A recently released GAO report notes that the Northern Sea Route has relatively less sea ice than along the Northwest Passage, and the geography and shallow depths of the Northwest Passage make it less viable for trans-Arctic shipping. There is also a lack of U.S. trade lanes that would provide sufficiently shorter sailing distances to make an Arctic route relevant.

The report, “Maritime Infrastructure: Key Issues Related to Commercial Activity in the U.S. Arctic over the Next Decade,” finds that commercial U.S. Arctic maritime activities are expected to be limited for the next 10 years.

Interviews with industry representatives highlighted a variety of general challenges related to operating in the Arctic, such as geography, extreme weather, and hard-to-predict ice floes. Industry-specific factors were also cited as contributing to limited commercial activity.
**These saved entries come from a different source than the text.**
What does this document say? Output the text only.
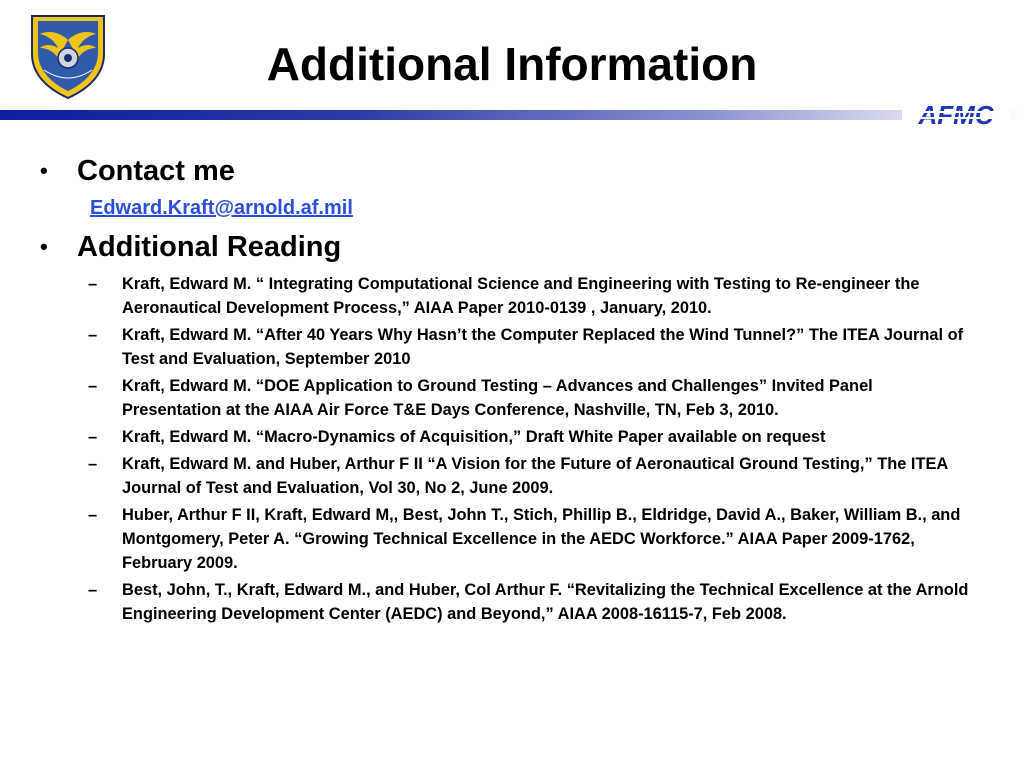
Additional Information
AFMC
• Contact me
Edward.Kraft@arnold.af.mil
• Additional Reading
– Kraft, Edward M. “ Integrating Computational Science and Engineering with Testing to Re-engineer the Aeronautical Development Process,” AIAA Paper 2010-0139 , January, 2010.
– Kraft, Edward M. “After 40 Years Why Hasn’t the Computer Replaced the Wind Tunnel?” The ITEA Journal of Test and Evaluation, September 2010
– Kraft, Edward M. “DOE Application to Ground Testing – Advances and Challenges” Invited Panel Presentation at the AIAA Air Force T&E Days Conference, Nashville, TN, Feb 3, 2010.
– Kraft, Edward M. “Macro-Dynamics of Acquisition,” Draft White Paper available on request
– Kraft, Edward M. and Huber, Arthur F II “A Vision for the Future of Aeronautical Ground Testing,” The ITEA Journal of Test and Evaluation, Vol 30, No 2, June 2009.
– Huber, Arthur F II, Kraft, Edward M,, Best, John T., Stich, Phillip B., Eldridge, David A., Baker, William B., and Montgomery, Peter A. “Growing Technical Excellence in the AEDC Workforce.” AIAA Paper 2009-1762, February 2009.
– Best, John, T., Kraft, Edward M., and Huber, Col Arthur F. “Revitalizing the Technical Excellence at the Arnold Engineering Development Center (AEDC) and Beyond,” AIAA 2008-16115-7, Feb 2008.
For example, shipping companies noted higher costs with Arctic transit; cruise industry groups noted a lack of demand for Arctic cruises from the mainstream cruise-consumer base, and oil companies last drilled offshore exploratory wells in the U.S. Arctic in 2012.

GAO says that although the activity will likely be limited, federal, state, and local stakeholders have taken some actions to plan for future maritime-infrastructure investments. Some of these actions address factors that, as identified by industry representatives, contribute to the current and expected limited maritime activity in the U.S. Arctic.
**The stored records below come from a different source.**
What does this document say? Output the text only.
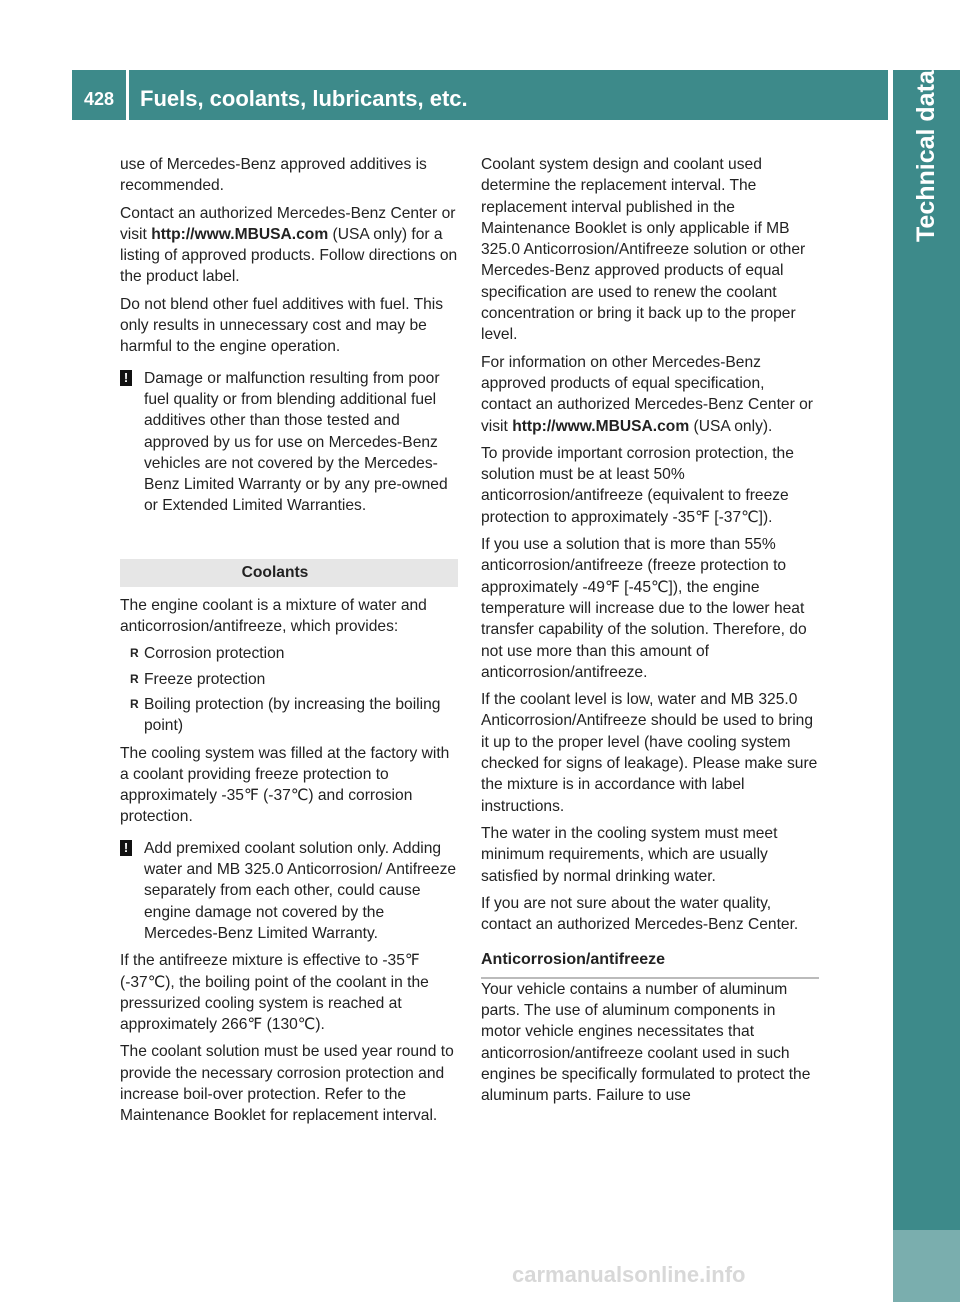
428	Fuels, coolants, lubricants, etc.	Technical data

use of Mercedes-Benz approved additives is recommended.

Contact an authorized Mercedes-Benz Center or visit http://www.MBUSA.com (USA only) for a listing of approved products. Follow directions on the product label.

Do not blend other fuel additives with fuel. This only results in unnecessary cost and may be harmful to the engine operation.

! Damage or malfunction resulting from poor fuel quality or from blending additional fuel additives other than those tested and approved by us for use on Mercedes-Benz vehicles are not covered by the Mercedes-Benz Limited Warranty or by any pre-owned or Extended Limited Warranties.
Coolants

The engine coolant is a mixture of water and anticorrosion/antifreeze, which provides:

R Corrosion protection
R Freeze protection
R Boiling protection (by increasing the boiling point)

The cooling system was filled at the factory with a coolant providing freeze protection to approximately -35℉ (-37℃) and corrosion protection.

! Add premixed coolant solution only. Adding water and MB 325.0 Anticorrosion/ Antifreeze separately from each other, could cause engine damage not covered by the Mercedes-Benz Limited Warranty.

If the antifreeze mixture is effective to -35℉ (-37℃), the boiling point of the coolant in the pressurized cooling system is reached at approximately 266℉ (130℃).

The coolant solution must be used year round to provide the necessary corrosion protection and increase boil-over protection. Refer to the Maintenance Booklet for replacement interval.

Coolant system design and coolant used determine the replacement interval. The replacement interval published in the Maintenance Booklet is only applicable if MB 325.0 Anticorrosion/Antifreeze solution or other Mercedes-Benz approved products of equal specification are used to renew the coolant concentration or bring it back up to the proper level.

For information on other Mercedes-Benz approved products of equal specification, contact an authorized Mercedes-Benz Center or visit http://www.MBUSA.com (USA only).

To provide important corrosion protection, the solution must be at least 50% anticorrosion/antifreeze (equivalent to freeze protection to approximately -35℉ [-37℃]).

If you use a solution that is more than 55% anticorrosion/antifreeze (freeze protection to approximately -49℉ [-45℃]), the engine temperature will increase due to the lower heat transfer capability of the solution. Therefore, do not use more than this amount of anticorrosion/antifreeze.

If the coolant level is low, water and MB 325.0 Anticorrosion/Antifreeze should be used to bring it up to the proper level (have cooling system checked for signs of leakage). Please make sure the mixture is in accordance with label instructions.

The water in the cooling system must meet minimum requirements, which are usually satisfied by normal drinking water.

If you are not sure about the water quality, contact an authorized Mercedes-Benz Center.

Anticorrosion/antifreeze

Your vehicle contains a number of aluminum parts. The use of aluminum components in motor vehicle engines necessitates that anticorrosion/antifreeze coolant used in such engines be specifically formulated to protect the aluminum parts. Failure to use

carmanualsonline.info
For example, the U.S. Army Corps of Engineers (USACE), in collaboration with the State of Alaska, has taken steps to study the development of an Arctic deepwater port; the lack of which is a factor identified by mining representatives as contributing to the expected limited mining activity in the U.S. Arctic. The U.S. Coast Guard (USCG) is in the preliminary phase of seeking to acquire a new polar icebreaker, which could be used for emergency response, research assistance, or patrols. The National Oceanic and Atmospheric Administration (NOAA) and the Alaska government are working to improve mapping, charting, and weather information for the U.S. Arctic.
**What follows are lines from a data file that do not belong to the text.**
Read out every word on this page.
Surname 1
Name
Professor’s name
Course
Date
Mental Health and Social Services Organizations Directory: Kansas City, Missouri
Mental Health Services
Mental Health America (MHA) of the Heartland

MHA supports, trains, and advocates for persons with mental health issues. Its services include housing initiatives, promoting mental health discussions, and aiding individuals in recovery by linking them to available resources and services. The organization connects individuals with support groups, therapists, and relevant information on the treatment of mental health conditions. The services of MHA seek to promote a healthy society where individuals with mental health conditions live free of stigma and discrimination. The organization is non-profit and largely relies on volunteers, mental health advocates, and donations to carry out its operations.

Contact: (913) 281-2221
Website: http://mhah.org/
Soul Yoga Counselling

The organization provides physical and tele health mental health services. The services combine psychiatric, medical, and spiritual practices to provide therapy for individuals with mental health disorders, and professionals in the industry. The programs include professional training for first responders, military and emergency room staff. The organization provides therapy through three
The Committee on the Marine Transportation System (CMTS) published the U.S. Arctic Marine Transportation System: Overview and Priorities for Action in July 2013, which prioritized actions for developing Arctic maritime infrastructure and identified the lead agency for each action. This report prioritized two broad categories to be addressed in the near term: information infrastructure, such as mapping and charting, and response services, such as search and rescue. Implementation of the report’s actions is at the discretion of each federal agency; however, according to CMTS officials, CMTS is currently developing a process to regularly monitor agencies’ progress in addressing the recommended actions.